Ouvir as promessas de desmatamento zero nos biomas brasileiros e de cobrança dos países mais ricos para que banquem custos da redução da emissão de carbono nos países em desenvolvimento é um alento para quem se acostumou a ver Jair Bolsonaro usando fóruns internacionais para culpar indígenas pelas queimadas perpetradas por produtores rurais na Amazônia.

Portanto, ao transportar o seu discurso da vitória, proferido na noite de 30 de outubro, para a COP-27, no Egito, Lula tira o Brasil da posição de ameaça ambiental global para o lugar de formulador e de liderança, fazendo acenos para governos estrangeiros, empresários, produtores rurais, consumidores, sociedade civil.

Em agosto de 2019, o primeiro ano do governo Bolsonaro, o então chanceler Ernesto Araújo deu um banho de negacionismo em reunião com diplomatas: "Não acredito em aquecimento global. Vejam que fui a Roma em maio e estava tendo uma onda de frio enorme. Isso mostra como as teorias do aquecimento global estão erradas. Isso a mídia não noticia".

Um mês antes, em palestra no Heritage Foundation, principal centro de estudos conservador de Washington, ele já havia declarado que a justiça social e a mudança do clima são "pretextos para a ditadura". O governo deixou bem claro ao mundo qual era sua posição diante do tema ambiental e de seus desdobramentos relacionados à segurança alimentar.

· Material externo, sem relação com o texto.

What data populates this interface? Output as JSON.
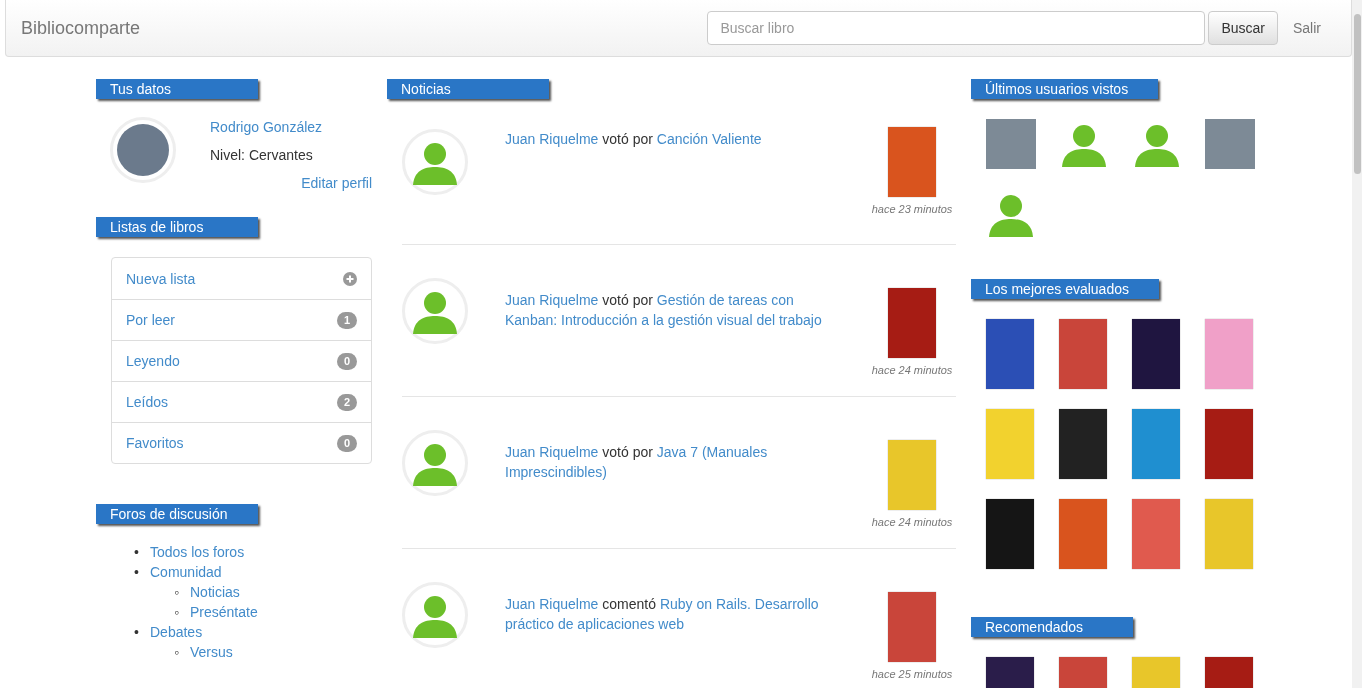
{
  "navbar": {
    "brand": "Bibliocomparte",
    "search": {
      "placeholder": "Buscar libro"
    },
    "search_button": "Buscar",
    "logout": "Salir"
  },
  "profile": {
    "heading": "Tus datos",
    "name": "Rodrigo González",
    "level": "Nivel: Cervantes",
    "edit": "Editar perfil"
  },
  "book_lists": {
    "heading": "Listas de libros",
    "items": [
      {
        "label": "Nueva lista",
        "kind": "add"
      },
      {
        "label": "Por leer",
        "kind": "count",
        "count": "1"
      },
      {
        "label": "Leyendo",
        "kind": "count",
        "count": "0"
      },
      {
        "label": "Leídos",
        "kind": "count",
        "count": "2"
      },
      {
        "label": "Favoritos",
        "kind": "count",
        "count": "0"
      }
    ]
  },
  "forums": {
    "heading": "Foros de discusión",
    "items": [
      {
        "marker": "•",
        "label": "Todos los foros"
      },
      {
        "marker": "•",
        "label": "Comunidad",
        "children": [
          {
            "marker": "◦",
            "label": "Noticias"
          },
          {
            "marker": "◦",
            "label": "Preséntate"
          }
        ]
      },
      {
        "marker": "•",
        "label": "Debates",
        "children": [
          {
            "marker": "◦",
            "label": "Versus"
          }
        ]
      }
    ]
  },
  "news": {
    "heading": "Noticias",
    "items": [
      {
        "user": "Juan Riquelme",
        "action": "votó por",
        "book": "Canción Valiente",
        "cover": {
          "color": "#d9541e"
        },
        "time": "hace 23 minutos"
      },
      {
        "user": "Juan Riquelme",
        "action": "votó por",
        "book": "Gestión de tareas con Kanban: Introducción a la gestión visual del trabajo",
        "cover": {
          "color": "#a61c14"
        },
        "time": "hace 24 minutos"
      },
      {
        "user": "Juan Riquelme",
        "action": "votó por",
        "book": "Java 7 (Manuales Imprescindibles)",
        "cover": {
          "color": "#e8c62a"
        },
        "time": "hace 24 minutos"
      },
      {
        "user": "Juan Riquelme",
        "action": "comentó",
        "book": "Ruby on Rails. Desarrollo práctico de aplicaciones web",
        "cover": {
          "color": "#c9453a"
        },
        "time": "hace 25 minutos"
      }
    ]
  },
  "recent_users": {
    "heading": "Últimos usuarios vistos",
    "users": [
      {
        "kind": "photo"
      },
      {
        "kind": "default"
      },
      {
        "kind": "default"
      },
      {
        "kind": "photo"
      },
      {
        "kind": "default"
      }
    ]
  },
  "top_rated": {
    "heading": "Los mejores evaluados",
    "covers": [
      {
        "color": "#2b4fb5"
      },
      {
        "color": "#c9453a"
      },
      {
        "color": "#1f1540"
      },
      {
        "color": "#f0a0c8"
      },
      {
        "color": "#f2d22e"
      },
      {
        "color": "#222222"
      },
      {
        "color": "#1f8fd0"
      },
      {
        "color": "#a61c14"
      },
      {
        "color": "#151515"
      },
      {
        "color": "#d9541e"
      },
      {
        "color": "#e05a4e"
      },
      {
        "color": "#e8c62a"
      }
    ]
  },
  "recommended": {
    "heading": "Recomendados",
    "covers": [
      {
        "color": "#2a1d4a"
      },
      {
        "color": "#c9453a"
      },
      {
        "color": "#e8c62a"
      },
      {
        "color": "#a61c14"
      }
    ]
  }
}
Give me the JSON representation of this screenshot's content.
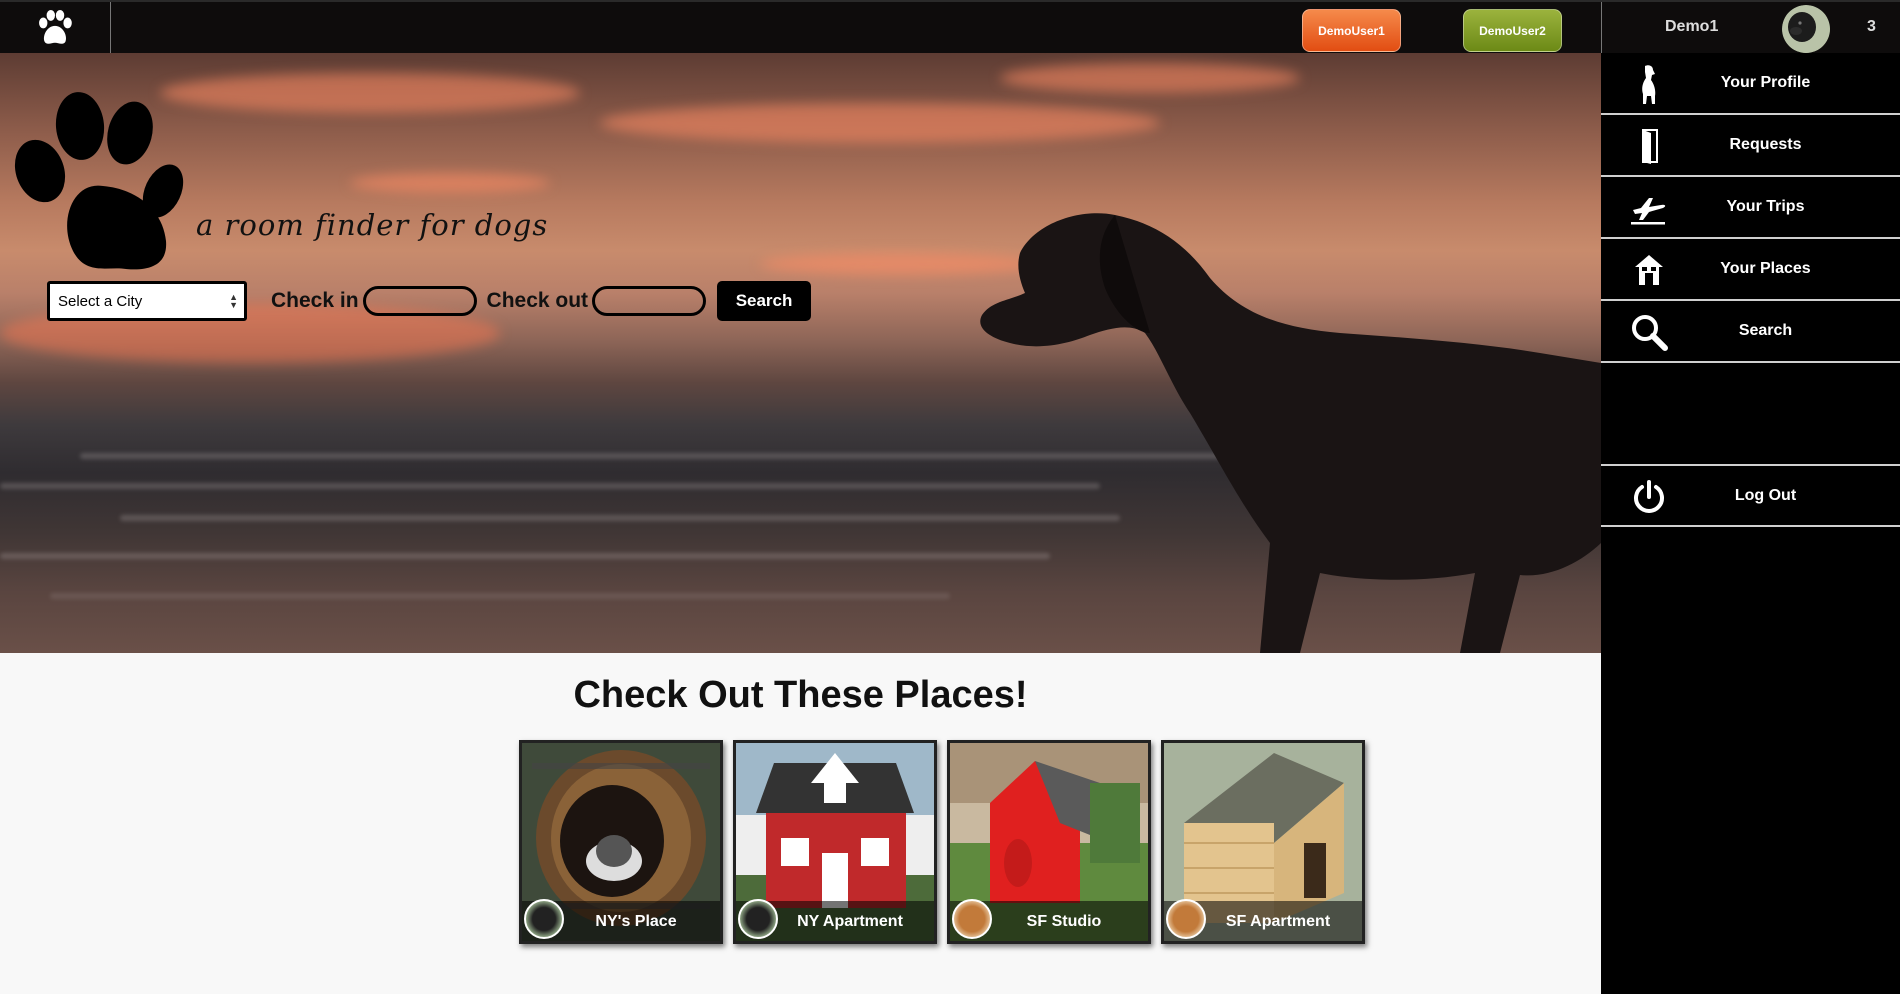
{
  "topbar": {
    "logo_icon": "paw-icon",
    "demo_user_1": "DemoUser1",
    "demo_user_2": "DemoUser2",
    "user_name": "Demo1",
    "user_avatar": "dog-avatar",
    "notification_count": "3"
  },
  "hero": {
    "logo_icon": "paw-icon",
    "tagline": "a room finder for dogs",
    "city_select": "Select a City",
    "check_in_label": "Check in",
    "check_out_label": "Check out",
    "search_button": "Search"
  },
  "places": {
    "title": "Check Out These Places!",
    "items": [
      {
        "label": "NY's Place"
      },
      {
        "label": "NY Apartment"
      },
      {
        "label": "SF Studio"
      },
      {
        "label": "SF Apartment"
      }
    ]
  },
  "sidenav": {
    "items": [
      {
        "label": "Your Profile",
        "icon": "dog-icon"
      },
      {
        "label": "Requests",
        "icon": "door-icon"
      },
      {
        "label": "Your Trips",
        "icon": "airplane-icon"
      },
      {
        "label": "Your Places",
        "icon": "house-icon"
      },
      {
        "label": "Search",
        "icon": "search-icon"
      },
      {
        "label": "Log Out",
        "icon": "power-icon"
      }
    ]
  },
  "colors": {
    "demo_user_1": "#e85a1c",
    "demo_user_2": "#7f9c22",
    "nav_bg": "#000000"
  }
}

Não foi coincidência, então, que dois embaixadores brasileiros, um representante da FAO (Organização das Nações Unidas para a Alimentação e a Agricultura) e outro do Alto Comissariado das Nações Unidas para os Direitos Humanos, com os quais a coluna conversou nesta quarta, destacaram a importância de Lula ter incluído em seu discurso a questão do combate à fome.

O presidente eleito relacionou o combate às mudanças climáticas com a promoção de uma agropecuária que não desmate, recupere terras degradadas e explore todo o seu potencial, garantindo o fornecimento de alimentos e atuando no combate à fome.

"Este é um desafio que se impõe a nós brasileiros e aos demais países produtores de alimentos. Por isso estamos propondo uma Aliança Mundial pela Segurança Alimentar, pelo fim da fome e pela redução das desigualdades, com total responsabilidade climática", afirmou.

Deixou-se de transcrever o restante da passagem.